King Lake vs Limpp Lake
Water quality, depth, fish species, and recreation comparison.
King Lake and Limpp Lake both received the same overall water quality grade of F (Very Poor). Both are in Wisconsin.
Both King Lake and Limpp Lake sit in Missouri. A same-state comparison strips out the state-level water-quality regime as a variable: any grade differences here are about the lakes themselves, not the agencies grading them. These two are within a letter of each other on the rubric — King Lake (F) versus Limpp Lake (F). The deciding factors for a recreational visitor are likely physical (depth, access, fish species) rather than water-quality differences.

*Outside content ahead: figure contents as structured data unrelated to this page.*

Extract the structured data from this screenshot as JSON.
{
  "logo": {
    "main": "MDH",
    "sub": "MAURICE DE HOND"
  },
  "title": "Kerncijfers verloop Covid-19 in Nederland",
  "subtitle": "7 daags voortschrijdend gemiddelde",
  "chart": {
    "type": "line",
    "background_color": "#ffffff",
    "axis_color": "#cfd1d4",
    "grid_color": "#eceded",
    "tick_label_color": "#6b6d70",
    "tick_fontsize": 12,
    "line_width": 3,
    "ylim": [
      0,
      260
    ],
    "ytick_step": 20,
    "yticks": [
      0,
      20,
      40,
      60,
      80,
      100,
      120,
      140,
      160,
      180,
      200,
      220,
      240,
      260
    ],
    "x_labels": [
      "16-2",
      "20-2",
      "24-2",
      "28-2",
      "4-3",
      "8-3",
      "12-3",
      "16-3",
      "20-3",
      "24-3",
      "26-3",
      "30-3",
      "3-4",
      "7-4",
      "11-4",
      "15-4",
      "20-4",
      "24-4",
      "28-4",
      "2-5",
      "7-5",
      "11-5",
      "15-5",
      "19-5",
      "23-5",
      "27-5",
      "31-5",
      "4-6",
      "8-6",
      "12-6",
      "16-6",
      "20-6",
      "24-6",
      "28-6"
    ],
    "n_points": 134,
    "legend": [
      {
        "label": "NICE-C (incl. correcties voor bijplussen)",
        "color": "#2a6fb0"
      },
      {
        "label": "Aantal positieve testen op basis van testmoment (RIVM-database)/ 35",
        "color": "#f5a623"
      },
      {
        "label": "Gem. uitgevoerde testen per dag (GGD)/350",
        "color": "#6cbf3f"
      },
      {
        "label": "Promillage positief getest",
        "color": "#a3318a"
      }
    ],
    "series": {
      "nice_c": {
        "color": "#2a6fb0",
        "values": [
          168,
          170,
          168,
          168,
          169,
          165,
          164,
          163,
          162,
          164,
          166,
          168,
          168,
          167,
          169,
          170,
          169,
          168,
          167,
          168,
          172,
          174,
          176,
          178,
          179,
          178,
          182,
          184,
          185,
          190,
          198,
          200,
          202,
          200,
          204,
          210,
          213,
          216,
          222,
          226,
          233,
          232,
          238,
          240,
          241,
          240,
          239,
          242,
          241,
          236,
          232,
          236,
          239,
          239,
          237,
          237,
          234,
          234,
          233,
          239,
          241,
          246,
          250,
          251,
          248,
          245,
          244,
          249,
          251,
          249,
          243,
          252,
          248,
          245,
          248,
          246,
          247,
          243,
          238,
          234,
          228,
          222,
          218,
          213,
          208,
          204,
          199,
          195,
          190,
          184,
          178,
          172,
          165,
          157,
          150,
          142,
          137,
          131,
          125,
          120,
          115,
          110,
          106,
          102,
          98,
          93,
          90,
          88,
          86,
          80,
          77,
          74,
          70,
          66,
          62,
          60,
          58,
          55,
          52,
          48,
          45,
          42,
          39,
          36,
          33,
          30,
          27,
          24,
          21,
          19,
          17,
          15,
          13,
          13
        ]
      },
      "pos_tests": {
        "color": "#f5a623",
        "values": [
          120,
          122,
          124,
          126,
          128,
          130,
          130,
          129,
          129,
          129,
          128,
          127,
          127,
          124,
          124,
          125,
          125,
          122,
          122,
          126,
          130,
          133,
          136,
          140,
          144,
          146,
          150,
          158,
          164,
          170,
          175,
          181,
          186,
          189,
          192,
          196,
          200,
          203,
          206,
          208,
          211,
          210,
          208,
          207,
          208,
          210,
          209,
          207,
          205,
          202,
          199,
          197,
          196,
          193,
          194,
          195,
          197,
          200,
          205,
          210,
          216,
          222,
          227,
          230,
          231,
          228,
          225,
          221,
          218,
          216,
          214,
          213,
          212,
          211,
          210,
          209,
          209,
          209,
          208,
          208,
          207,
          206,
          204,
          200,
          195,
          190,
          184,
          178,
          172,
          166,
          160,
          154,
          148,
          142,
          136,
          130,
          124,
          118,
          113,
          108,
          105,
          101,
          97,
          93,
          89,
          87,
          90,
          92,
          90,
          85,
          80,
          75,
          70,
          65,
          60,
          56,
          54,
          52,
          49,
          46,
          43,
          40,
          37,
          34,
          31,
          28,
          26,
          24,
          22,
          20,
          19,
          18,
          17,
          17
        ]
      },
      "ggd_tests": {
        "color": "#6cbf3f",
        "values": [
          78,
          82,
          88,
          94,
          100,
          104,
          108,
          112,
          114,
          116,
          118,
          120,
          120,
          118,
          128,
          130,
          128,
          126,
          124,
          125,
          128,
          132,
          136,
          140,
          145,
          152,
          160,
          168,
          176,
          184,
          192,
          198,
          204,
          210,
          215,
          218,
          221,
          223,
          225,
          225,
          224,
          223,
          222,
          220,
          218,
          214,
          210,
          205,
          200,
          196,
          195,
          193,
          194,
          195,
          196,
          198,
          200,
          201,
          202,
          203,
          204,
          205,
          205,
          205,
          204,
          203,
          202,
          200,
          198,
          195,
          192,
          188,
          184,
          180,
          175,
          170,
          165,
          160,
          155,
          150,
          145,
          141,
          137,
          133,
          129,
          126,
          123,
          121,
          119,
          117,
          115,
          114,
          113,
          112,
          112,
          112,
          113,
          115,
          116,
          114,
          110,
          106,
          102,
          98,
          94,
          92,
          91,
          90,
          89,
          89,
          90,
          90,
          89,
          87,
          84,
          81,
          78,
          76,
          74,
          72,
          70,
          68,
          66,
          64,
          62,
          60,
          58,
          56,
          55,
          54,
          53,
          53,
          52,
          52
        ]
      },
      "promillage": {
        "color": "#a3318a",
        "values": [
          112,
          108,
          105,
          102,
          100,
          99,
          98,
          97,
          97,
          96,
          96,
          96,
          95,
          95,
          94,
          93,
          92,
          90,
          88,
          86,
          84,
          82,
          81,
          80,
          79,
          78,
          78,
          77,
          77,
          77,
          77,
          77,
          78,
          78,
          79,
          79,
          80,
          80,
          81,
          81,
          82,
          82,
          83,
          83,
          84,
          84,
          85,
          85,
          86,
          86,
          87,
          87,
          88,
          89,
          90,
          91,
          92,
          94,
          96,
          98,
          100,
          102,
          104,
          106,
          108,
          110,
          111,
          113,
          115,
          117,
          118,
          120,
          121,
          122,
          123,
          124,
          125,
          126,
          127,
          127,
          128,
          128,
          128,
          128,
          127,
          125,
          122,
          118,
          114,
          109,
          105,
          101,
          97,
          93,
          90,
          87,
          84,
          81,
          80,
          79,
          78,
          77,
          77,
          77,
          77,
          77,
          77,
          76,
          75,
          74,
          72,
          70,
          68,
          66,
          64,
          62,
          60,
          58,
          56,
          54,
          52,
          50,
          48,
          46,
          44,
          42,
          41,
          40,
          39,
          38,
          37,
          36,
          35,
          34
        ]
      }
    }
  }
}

With grades this close, the choice between the two lakes turns on non-water-quality factors: depth, fish species, public access, distance from home. The per-lake pages below cover all of those.
King Lake
Very murky, less than 0.6 ft of visibility.
Limpp Lake
No clarity data.
Side-by-Side Metrics
| Metric | King Lake | Limpp Lake |
|---|---|---|
| Overall Grade | F (Very Poor) | F (Very Poor) |
| Water Clarity | 0.6 ft | No data |
| Phosphorus | 186 µg/L | 196.7 µg/L |
| Chlorophyll-a (Algae) | 39.2 µg/L | 166.5 µg/L |
| Maximum Depth | - | - |
| Surface Area | 184 acres | 28 acres |
| Public Access | Unknown | Unknown |
| Fish Species | 0 | 0 |
| Trophic State | hypereutrophic | hypereutrophic |
Bold value = better for that metric (lower phosphorus / chlorophyll = cleaner; higher Secchi / depth / species count = better).
Verdict
Both lakes earn the same Grade F. The tiebreakers come down to what you want from the lake. King Lake matches its peer on species count.